Nous sommes tous habitués à lire les paroles de Jésus
avec l’arrière-plan théologique
que l’on nous a inculqué en toute bonne foi,
bien qu’ils soient directement redevables aux premiers conciles
et aux pères de l’Église historique, tel qu’Augustin.
Mais que se passerait-il si, comme Marie,
nous nous nous mettions aux pieds du Seigneur
pour l’écouter comme une première fois ?
Fait divers
Le petit Jonathan a cinq ans. Depuis sa naissance, il entend ses parents se plaindre de leur voisin. Une fois de plus, son père est aujourd’hui aux prises avec le mauvais coucheur qui, par-dessus la haie, l’insulte de tous les noms d’oiseaux à propos d’une histoire de tondeuse à gazon jugée trop bruyante. Jonathan rentre à la maison, va chercher le révolver de son papa, ressort et tire sur le voisin, sans que son père ait eu le temps de faire le moindre geste pour l’en empêcher. Malgré tous les efforts du père pour contenir l’hémorragie, le voisin meurt avant même l’arrivée de l’ambulance.
Commentaires
La presse parlera-t-elle d’un criminel, d’un voyou, ou d’un assassin à propos du jeune meurtrier ? C’est peu probable. Par contre, elle ne manquera pas de blâmer le père pour avoir laissé une arme chargée à portée d’un si jeune enfant. On l’accusera certainement d’irresponsabilité si l’on apprend qu’il lui a montré comment enlever le cran de sécurité de son arme. Certains relanceront sans doute le débat sur le droit des particuliers de détenir des armes à la maison. D’autres réactiveront la polémique relative aux films et dessins animés où les protagonistes tuent impunément tous ceux qui les contrarient… Bref, les commentaires partiront dans tous les sens, mais personne ne remettra en cause le fait qu’un enfant de cinq ans est encore irresponsable de ses actes, et personne ne suggèrera qu’il faut le mettre en prison ou en maison de correction pour mineurs. Son père, par contre, risque bien d’avoir des comptes à rendre à la Justice.
En privé
Tout en étant une fervente chrétienne, la maman du petit Jonathan ne s’est jamais interrogée sur la relation qu’il peut y avoir entre la responsabilité et la culpabilité. Pour elle, le péché originel fait de son enfant un pécheur de naissance. Aussi, quand Jonathan fait quelque chose de mal, elle ne manque pas de l’encourager à demander pardon à Jésus qui a été puni à sa place en mourant cloué sur une croix, en saignant beaucoup et en ayant très mal. Dès lors, à chaque bêtise qu’il commet, le petit Jonathan se sent étreint par un profond sentiment de culpabilité en évoquant les souffrances de Jésus… Même si au fond de lui-même, il estime qu’avoir accidentellement renversé et brisé l’horrible vase de tante Adèle était plutôt un service à rendre à ses parents qui ne savaient comment s’en débarrasser de façon diplomatique. Mais aujourd’hui, la maman de Jonathan a vraiment de quoi alimenter sa théologie de la substitution.
Et pour Jésus ?
Jésus s’étant vu impliqué dans les bêtises – grandes et petites – du petit Jonathan, il semble juste de lui demander ce qu’il en pense.
Marc 9.36-37 :
Jésus prit un petit enfant, le plaça au milieu des disciples, et après l’avoir embrassé, il leur dit : Quiconque reçoit en mon nom un de ces petits enfants, me reçoit moi-même, et quiconque me reçoit, ne me reçoit pas moi-même, mais celui qui m’a envoyé.

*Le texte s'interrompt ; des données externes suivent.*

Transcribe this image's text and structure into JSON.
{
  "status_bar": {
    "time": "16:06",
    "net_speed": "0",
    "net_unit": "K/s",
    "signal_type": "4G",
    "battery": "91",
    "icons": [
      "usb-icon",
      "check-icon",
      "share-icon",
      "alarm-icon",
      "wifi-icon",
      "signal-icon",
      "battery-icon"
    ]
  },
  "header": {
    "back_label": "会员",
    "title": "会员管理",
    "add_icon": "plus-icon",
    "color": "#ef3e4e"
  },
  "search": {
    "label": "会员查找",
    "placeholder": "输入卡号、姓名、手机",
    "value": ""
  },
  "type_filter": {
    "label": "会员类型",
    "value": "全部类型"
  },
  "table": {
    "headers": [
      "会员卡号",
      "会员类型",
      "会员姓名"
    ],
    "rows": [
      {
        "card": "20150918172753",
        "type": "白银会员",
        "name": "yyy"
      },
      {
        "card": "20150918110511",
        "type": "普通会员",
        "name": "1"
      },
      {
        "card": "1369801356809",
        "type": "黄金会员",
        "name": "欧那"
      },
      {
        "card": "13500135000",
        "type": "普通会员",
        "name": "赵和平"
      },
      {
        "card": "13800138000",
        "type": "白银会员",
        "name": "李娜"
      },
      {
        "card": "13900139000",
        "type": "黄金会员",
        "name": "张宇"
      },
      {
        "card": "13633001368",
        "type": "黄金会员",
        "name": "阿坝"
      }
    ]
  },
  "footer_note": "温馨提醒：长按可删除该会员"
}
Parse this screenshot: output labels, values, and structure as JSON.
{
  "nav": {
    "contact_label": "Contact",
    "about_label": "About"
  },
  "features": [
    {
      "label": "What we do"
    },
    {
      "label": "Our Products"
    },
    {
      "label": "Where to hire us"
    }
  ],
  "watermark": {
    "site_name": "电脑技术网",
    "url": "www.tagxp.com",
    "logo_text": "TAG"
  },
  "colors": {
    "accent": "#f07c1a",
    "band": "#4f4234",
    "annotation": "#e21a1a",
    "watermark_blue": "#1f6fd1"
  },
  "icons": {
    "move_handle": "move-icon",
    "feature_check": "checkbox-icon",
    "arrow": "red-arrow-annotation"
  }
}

À première lecture, on pourrait penser que « recevoir un enfant au nom de Jésus » signifie accueillir cet enfant de la même façon que Jésus l’accueillerait. Cela semble une façon légitime de comprendre la parole du Seigneur… Et pourtant, ce n’est pas cela qu’il a dit. En réalité, Jésus affirme que « recevoir un enfant en son nom », c’est le recevoir, lui Jésus, et même plus, puisque c’est recevoir Dieu lui-même !
Cela nous interpelle à plus d’un titre. Et tout d’abord, sachant qui il est, comment accueillerions-nous l’enfant Jésus aujourd’hui ? Avec un esprit de supériorité et de condescendance ? Ou avec respect, malgré son jeune âge ?… Dès lors, comment accueillons-nous les enfants qui veulent s’approcher de lui ? N’oublions-nous pas trop facilement qu’accueillir un enfant au nom de Jésus, c’est accueillir Dieu lui-même !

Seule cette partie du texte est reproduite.